Hannibal Free Public Library

The Beautiful Things that Heaven Bears

by
Dinaw Mengestu

May 19, 2008

 Told in a haunting and powerful first-person narration, The Beautiful Things That Heaven Bears by Dinaw Mengestu is a deeply affecting and unforgettable debut novel about what it means to lose a family and a country, and what it takes to create a new home.  Seventeen years ago, Sepha Stephanos fled the Ethiopian Revolution for a new start in the United States. Now he finds himself running a failing grocery store in a poor African-American section of Washington, D.C.  His only companions are two fellow African immigrants who share his bitter nostalgia for their home continent.  As his environment begins to change, hope comes in the form of a friendship with new neighbors Judith and Naomi, a white woman and her bi-racial daughter.

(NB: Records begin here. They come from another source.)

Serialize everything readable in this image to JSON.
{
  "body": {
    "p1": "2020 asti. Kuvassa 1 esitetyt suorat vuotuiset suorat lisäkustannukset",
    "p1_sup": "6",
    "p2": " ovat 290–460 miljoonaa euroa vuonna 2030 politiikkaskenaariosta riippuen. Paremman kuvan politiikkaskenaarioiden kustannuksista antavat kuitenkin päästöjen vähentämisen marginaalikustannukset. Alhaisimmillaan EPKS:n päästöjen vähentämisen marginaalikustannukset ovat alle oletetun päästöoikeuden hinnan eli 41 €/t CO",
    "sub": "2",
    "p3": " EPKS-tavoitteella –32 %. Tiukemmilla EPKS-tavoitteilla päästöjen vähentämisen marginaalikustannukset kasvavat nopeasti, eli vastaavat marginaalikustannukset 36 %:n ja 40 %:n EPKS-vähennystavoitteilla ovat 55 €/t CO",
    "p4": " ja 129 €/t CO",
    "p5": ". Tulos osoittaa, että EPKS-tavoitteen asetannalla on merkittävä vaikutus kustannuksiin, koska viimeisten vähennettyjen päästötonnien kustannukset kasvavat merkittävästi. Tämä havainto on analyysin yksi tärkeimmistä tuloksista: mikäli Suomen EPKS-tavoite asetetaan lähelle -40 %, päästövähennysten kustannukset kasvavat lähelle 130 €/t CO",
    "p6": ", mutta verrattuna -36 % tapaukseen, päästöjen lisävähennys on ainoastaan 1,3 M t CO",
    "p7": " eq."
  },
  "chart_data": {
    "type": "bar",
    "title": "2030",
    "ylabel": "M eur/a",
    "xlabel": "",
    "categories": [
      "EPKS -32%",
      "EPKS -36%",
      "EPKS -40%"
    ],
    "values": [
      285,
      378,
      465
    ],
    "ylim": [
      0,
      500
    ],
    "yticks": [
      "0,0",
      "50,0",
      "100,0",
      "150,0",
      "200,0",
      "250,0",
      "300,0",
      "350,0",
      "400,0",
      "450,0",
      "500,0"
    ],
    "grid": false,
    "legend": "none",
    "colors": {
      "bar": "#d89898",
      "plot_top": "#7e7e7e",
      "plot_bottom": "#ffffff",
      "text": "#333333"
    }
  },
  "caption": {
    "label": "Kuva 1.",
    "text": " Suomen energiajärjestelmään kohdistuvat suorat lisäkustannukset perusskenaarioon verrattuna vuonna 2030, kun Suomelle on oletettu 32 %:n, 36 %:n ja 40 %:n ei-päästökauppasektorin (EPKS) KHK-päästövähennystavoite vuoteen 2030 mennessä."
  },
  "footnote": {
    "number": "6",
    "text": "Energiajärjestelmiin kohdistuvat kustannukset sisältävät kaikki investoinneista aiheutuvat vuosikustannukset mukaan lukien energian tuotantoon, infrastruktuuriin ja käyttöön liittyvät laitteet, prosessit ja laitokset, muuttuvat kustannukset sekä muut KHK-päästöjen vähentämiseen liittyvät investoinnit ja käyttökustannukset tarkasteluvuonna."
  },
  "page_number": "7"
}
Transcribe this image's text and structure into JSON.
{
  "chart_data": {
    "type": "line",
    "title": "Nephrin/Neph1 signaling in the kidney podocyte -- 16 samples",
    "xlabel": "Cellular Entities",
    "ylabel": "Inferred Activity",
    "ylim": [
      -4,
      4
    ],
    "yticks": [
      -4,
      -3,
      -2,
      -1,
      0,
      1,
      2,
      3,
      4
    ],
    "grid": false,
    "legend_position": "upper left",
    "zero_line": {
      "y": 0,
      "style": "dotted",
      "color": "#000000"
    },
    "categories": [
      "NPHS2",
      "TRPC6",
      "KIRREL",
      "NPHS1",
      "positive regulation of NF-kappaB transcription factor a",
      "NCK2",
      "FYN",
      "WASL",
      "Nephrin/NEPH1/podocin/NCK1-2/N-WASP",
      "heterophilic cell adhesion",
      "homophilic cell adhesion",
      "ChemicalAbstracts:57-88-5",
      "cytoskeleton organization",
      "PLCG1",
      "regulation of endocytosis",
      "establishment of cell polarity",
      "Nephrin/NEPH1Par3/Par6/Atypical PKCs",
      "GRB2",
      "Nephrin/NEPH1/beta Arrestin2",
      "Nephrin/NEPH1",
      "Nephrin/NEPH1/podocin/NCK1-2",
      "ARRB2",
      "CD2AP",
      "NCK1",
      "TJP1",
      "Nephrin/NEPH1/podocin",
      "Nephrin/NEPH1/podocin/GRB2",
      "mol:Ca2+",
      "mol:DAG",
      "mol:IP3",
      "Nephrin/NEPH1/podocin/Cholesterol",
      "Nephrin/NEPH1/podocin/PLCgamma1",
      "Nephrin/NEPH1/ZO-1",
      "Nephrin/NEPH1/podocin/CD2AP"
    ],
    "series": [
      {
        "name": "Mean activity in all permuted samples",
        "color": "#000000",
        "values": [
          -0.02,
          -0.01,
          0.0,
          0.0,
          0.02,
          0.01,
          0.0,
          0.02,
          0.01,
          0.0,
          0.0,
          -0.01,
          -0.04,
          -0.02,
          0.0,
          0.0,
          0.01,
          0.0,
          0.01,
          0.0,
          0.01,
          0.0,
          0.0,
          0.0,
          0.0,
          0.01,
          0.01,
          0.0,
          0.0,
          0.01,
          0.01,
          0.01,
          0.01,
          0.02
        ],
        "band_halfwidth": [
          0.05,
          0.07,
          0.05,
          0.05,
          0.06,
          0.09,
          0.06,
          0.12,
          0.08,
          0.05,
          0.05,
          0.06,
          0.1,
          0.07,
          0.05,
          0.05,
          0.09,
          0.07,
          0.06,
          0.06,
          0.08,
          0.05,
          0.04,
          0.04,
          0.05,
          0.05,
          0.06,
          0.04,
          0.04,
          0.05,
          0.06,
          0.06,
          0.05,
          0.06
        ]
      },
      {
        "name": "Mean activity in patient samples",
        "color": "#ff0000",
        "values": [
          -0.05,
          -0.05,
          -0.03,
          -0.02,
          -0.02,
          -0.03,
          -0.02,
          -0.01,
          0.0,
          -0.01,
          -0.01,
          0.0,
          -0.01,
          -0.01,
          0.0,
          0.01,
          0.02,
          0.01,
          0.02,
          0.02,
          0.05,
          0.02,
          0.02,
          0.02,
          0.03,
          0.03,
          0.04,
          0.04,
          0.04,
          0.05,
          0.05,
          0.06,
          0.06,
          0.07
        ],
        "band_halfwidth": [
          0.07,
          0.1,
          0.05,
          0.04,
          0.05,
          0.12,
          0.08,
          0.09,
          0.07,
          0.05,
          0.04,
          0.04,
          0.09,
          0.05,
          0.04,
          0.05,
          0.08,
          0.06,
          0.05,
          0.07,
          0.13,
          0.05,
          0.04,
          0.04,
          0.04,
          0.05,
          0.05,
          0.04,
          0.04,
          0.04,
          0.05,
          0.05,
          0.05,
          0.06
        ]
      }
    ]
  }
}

Dinaw Mengestu has already won numerous accolades, including the National Book Foundation's 5 Under 35 Award, the 2008 Lannan Literary Fellowship, and France's Prix du Premier Roman Etranger. His first book The Beautiful Things that Heaven Bears has been shortlisted for the Guardian First Book Prize in the U.K., named The New York Times Book Review’s 100 Notable Books of 2007, named Seattle Reads pick of 2008 by the Seattle Public Library, and named one of Amazon.com's Top Ten novels of the year and one of their Top Fifteen overall books for 2007.

Dinaw Mengestu was born in Addis Ababa, Ethiopia, in 1978. As a young child, he immigrated to the United States with his mother and sister to join his father, who had fled Ethiopia during the Red Terror. He is a graduate of Georgetown University and Columbia University's MFA program in fiction, a former Rolling Stone reporter, and the recipient of a 2006 fellowship in fiction from the New York Foundation for the Arts.


Discussion Questions 

  1. Mengestu opens the novel with Sepha and his friends, Joseph and Kenneth, and the game that they play matching African coups with dictators and dates. The three come from different parts of Africa, and have left different places and people to be in the U.S. Why do they play this game, and how does it affect their relationships with each other?
  1. Books play a huge role in Sepha's life as well as in the action of the Mengestu's story. Did you feel that a particular literary reference gave you a glimpse into Sepha's character that was unexpected or surprising?
  1. Gentrification, class struggle, and ideas of democracy reverberate as prevailing themes in the novel. How does Mengestu weave these themes into the Sepha's interactions with Judith and Naomi?
  1. As we learn in the novel, its title comes from a passage in Dante's Inferno that Joseph believes to be "the most perfect lines of poetry ever written." Why do you think Mengestu chose the title, The Beautiful Things that Heaven Bears? What parallels do you see between Sepha's story and Dante's? (An e-book copy of Dante’s Inferno may be found at http://hafl.sirsi.net/uhtbin/cgisirsi/07LrAOGjId/0/90840011/9)
  1. When he goes shopping for Christmas presents, Sepha strolls optimistically throughout the city, finally feeling he has "the beginnings of a life" in America. This optimism is shattered when he finds that Judith and Naomi have left the city for the holidays. Why do you think Sepha's optimism depends on having Judith and Naomi close?
  1. How does death affect the Birdswell family?
  1. What surprised you about the brick thrown through Judith's windshield and at Sepha's store, as well as the fire that destroyed her house?
  1. Letters appear frequently in the novel: Sepha's uncle Berhane's letters to various politicians, Sepha's letter to Judith, Naomi's letter to him. How does Mengestu use letters to further our understanding of those characters in the novel? 
  1. What is the significance of Mengestu's choice to set the story in the nation's capital, Washington, D.C.? Do you feel that the city is a character itself?
  1. Although Sepha has been in the U.S. for seventeen years, he still seems stuck between America and Ethiopia.  In an interview, Mengestu theorizes that Sepha will never return to Ethiopia despite his yearnings because "nostalgia and memory are all he has." Do you agree? Why do you think he has stayed and never gone back?